I want to turn now to this period, this 13-meeting sequence that we have been through, culminating with today. I think I can speak for my colleagues in saying it has been quite a remarkable study of a very important part of the Canadian social structure around the health accord. All of you have had a great opportunity to make an impact on our discussions and provided us with observations which, ultimately, will help a great deal in developing a report. That is now our challenge, to pull all of the wisdom, experience, examples and issues that have been brought before us into a document that can provide advice to the federal government with regard to its role in moving towards 2014. Our primary charge by the minister was to look at the 2004 accord, and, under the 10 principal elements in it, to see how it is done. However, clearly, things have arisen in doing that that would point to advice into the future.

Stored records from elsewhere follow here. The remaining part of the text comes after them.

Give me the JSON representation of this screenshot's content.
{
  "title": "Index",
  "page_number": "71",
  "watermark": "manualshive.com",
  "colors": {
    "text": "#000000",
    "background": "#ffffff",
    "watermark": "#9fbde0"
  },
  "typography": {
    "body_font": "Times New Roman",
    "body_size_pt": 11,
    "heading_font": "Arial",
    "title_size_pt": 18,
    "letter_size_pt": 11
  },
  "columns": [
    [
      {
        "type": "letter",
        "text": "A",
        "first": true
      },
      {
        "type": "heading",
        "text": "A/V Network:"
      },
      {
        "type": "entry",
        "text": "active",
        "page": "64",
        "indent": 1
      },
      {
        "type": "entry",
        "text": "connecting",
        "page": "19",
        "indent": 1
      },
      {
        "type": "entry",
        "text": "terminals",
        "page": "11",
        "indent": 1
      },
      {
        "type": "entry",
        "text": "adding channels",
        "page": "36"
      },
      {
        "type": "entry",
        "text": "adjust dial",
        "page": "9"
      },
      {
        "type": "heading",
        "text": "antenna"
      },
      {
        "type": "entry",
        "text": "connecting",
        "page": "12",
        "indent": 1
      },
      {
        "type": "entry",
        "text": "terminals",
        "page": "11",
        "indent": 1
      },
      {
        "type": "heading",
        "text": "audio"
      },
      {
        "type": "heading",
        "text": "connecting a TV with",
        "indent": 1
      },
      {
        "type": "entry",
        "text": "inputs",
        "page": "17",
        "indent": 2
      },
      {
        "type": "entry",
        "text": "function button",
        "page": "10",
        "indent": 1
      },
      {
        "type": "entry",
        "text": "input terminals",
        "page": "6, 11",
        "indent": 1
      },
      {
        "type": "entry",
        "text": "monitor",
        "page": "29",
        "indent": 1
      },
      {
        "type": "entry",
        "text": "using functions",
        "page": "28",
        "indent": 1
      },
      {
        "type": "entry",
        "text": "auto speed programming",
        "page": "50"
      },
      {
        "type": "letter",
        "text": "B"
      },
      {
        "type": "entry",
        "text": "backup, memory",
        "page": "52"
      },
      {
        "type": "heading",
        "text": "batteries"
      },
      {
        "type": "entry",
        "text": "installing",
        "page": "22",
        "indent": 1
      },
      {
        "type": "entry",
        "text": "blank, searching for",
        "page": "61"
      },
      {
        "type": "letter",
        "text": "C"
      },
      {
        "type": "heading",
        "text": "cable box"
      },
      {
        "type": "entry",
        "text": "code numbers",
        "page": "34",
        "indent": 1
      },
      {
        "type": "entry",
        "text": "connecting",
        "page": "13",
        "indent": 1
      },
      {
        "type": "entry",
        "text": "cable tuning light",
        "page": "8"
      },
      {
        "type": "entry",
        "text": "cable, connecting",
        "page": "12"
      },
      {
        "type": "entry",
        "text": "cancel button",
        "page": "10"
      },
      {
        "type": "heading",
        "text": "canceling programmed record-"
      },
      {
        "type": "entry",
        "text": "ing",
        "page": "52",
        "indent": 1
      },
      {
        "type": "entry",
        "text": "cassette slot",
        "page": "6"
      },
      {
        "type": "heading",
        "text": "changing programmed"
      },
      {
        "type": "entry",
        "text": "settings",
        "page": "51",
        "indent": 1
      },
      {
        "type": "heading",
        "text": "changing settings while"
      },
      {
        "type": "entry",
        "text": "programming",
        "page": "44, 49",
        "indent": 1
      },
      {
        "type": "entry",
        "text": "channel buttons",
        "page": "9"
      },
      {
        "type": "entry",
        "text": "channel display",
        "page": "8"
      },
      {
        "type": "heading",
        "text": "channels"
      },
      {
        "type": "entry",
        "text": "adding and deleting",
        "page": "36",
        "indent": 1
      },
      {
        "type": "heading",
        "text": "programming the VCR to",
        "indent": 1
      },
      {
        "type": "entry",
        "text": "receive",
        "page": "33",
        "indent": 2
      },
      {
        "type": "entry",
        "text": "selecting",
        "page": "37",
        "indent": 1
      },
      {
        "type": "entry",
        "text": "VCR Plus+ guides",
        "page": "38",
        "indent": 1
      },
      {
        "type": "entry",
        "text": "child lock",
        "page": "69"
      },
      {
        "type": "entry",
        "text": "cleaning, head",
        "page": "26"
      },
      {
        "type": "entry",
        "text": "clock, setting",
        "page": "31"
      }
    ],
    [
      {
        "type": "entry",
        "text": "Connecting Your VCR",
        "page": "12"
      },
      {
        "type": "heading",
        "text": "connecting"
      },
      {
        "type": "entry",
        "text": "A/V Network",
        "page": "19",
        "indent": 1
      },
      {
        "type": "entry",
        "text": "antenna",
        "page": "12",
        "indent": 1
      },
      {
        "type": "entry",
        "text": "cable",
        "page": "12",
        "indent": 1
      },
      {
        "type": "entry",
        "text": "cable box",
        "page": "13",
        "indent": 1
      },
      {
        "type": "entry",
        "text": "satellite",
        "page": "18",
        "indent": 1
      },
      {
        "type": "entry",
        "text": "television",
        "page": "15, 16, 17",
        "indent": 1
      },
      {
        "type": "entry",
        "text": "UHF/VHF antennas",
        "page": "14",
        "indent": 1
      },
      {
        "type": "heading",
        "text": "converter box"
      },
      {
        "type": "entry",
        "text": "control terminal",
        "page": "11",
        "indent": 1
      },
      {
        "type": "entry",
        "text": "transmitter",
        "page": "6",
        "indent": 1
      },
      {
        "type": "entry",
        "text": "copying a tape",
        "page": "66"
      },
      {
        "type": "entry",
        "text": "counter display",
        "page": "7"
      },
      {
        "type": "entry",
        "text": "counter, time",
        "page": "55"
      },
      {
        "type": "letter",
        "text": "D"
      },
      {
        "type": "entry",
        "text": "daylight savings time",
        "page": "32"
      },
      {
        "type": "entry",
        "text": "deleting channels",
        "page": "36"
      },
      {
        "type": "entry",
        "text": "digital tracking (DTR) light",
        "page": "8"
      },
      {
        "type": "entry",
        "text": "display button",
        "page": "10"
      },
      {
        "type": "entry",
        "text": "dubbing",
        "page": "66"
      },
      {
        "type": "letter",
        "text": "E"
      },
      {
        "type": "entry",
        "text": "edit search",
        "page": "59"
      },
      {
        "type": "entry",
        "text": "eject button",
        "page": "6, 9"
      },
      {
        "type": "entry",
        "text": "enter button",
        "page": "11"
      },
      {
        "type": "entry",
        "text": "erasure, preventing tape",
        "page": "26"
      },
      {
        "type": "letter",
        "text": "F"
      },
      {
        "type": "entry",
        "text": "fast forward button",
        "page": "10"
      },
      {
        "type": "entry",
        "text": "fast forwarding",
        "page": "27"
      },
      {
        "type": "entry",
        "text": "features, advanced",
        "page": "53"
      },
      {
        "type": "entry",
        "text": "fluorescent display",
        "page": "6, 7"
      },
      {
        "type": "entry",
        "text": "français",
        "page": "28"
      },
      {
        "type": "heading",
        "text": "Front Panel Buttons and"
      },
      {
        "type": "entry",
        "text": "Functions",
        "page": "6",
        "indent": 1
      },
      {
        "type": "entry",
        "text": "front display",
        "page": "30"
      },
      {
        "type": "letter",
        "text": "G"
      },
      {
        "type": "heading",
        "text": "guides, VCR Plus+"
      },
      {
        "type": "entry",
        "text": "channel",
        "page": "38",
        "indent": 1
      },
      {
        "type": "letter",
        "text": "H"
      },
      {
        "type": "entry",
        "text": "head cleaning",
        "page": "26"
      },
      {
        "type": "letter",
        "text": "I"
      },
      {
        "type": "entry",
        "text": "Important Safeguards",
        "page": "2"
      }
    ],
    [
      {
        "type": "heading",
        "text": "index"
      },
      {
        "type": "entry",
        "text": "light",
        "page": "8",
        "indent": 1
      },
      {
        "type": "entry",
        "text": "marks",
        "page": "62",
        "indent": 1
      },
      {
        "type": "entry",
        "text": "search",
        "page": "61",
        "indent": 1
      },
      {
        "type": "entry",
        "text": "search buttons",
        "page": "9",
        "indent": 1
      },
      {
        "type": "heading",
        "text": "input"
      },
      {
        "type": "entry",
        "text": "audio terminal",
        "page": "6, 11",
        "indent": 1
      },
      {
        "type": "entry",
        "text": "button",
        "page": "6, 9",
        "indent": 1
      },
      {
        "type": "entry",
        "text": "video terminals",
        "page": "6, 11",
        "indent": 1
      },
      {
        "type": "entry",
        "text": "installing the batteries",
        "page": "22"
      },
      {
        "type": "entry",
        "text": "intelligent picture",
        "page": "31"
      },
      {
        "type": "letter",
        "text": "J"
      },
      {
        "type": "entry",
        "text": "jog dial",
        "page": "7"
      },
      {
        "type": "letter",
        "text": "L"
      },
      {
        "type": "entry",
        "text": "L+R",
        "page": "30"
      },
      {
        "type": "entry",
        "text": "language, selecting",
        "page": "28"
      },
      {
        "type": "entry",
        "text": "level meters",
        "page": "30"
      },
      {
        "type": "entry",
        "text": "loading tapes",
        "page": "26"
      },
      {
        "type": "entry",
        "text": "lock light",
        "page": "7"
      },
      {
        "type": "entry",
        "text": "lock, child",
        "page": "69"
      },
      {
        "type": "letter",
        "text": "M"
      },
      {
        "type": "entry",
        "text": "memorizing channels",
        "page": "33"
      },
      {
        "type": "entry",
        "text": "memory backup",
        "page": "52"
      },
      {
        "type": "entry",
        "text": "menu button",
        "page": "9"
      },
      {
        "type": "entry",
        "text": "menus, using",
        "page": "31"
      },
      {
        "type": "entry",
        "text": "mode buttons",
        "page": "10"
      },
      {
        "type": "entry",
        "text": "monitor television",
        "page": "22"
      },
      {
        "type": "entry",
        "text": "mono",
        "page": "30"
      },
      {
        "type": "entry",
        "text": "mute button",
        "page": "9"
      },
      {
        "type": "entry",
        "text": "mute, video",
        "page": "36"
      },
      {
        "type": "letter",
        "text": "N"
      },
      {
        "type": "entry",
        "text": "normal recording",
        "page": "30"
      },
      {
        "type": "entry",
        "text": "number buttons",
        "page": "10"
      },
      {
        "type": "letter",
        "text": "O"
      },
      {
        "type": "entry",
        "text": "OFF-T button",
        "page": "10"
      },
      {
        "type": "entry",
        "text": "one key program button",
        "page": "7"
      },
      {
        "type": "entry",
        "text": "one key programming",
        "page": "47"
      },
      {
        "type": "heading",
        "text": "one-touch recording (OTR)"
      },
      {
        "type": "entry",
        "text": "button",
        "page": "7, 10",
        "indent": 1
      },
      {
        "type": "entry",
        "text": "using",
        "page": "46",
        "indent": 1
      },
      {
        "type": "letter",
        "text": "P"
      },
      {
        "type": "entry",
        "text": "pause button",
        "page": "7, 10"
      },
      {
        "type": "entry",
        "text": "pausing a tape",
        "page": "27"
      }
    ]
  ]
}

I also want to say to those assembled here today, on behalf of my colleagues — I know from their comments throughout this process that I can say this with considerable confidence — that we collectively have been very impressed by the witnesses who have come before us. The contributions have been almost without exception without vitriol on one of the most important and significant issues in the Canadian social fabric, the health accord. When you think of the amount of conversation that occurs around our health system in all forms of media, I have to acknowledge that our witnesses have been remarkable in their ability to focus on the substantive issues and to bring us advice in those areas.

Today, it has been a truly remarkable round table, again, in the way that you have approached your answers to the issues, and I could not be more pleased on behalf of my colleagues than to see how you have contributed to this discussion today.

On that note, I want to thank you again on behalf of my colleagues.

Finally, to my colleagues, you have been quite remarkable throughout this process. We could have spent days on some of the issues, such as the social determinants alone, if we could have broadened out into that, and in many of the areas you have taken, but you have worked together to make this happen, so thank you again to my colleagues.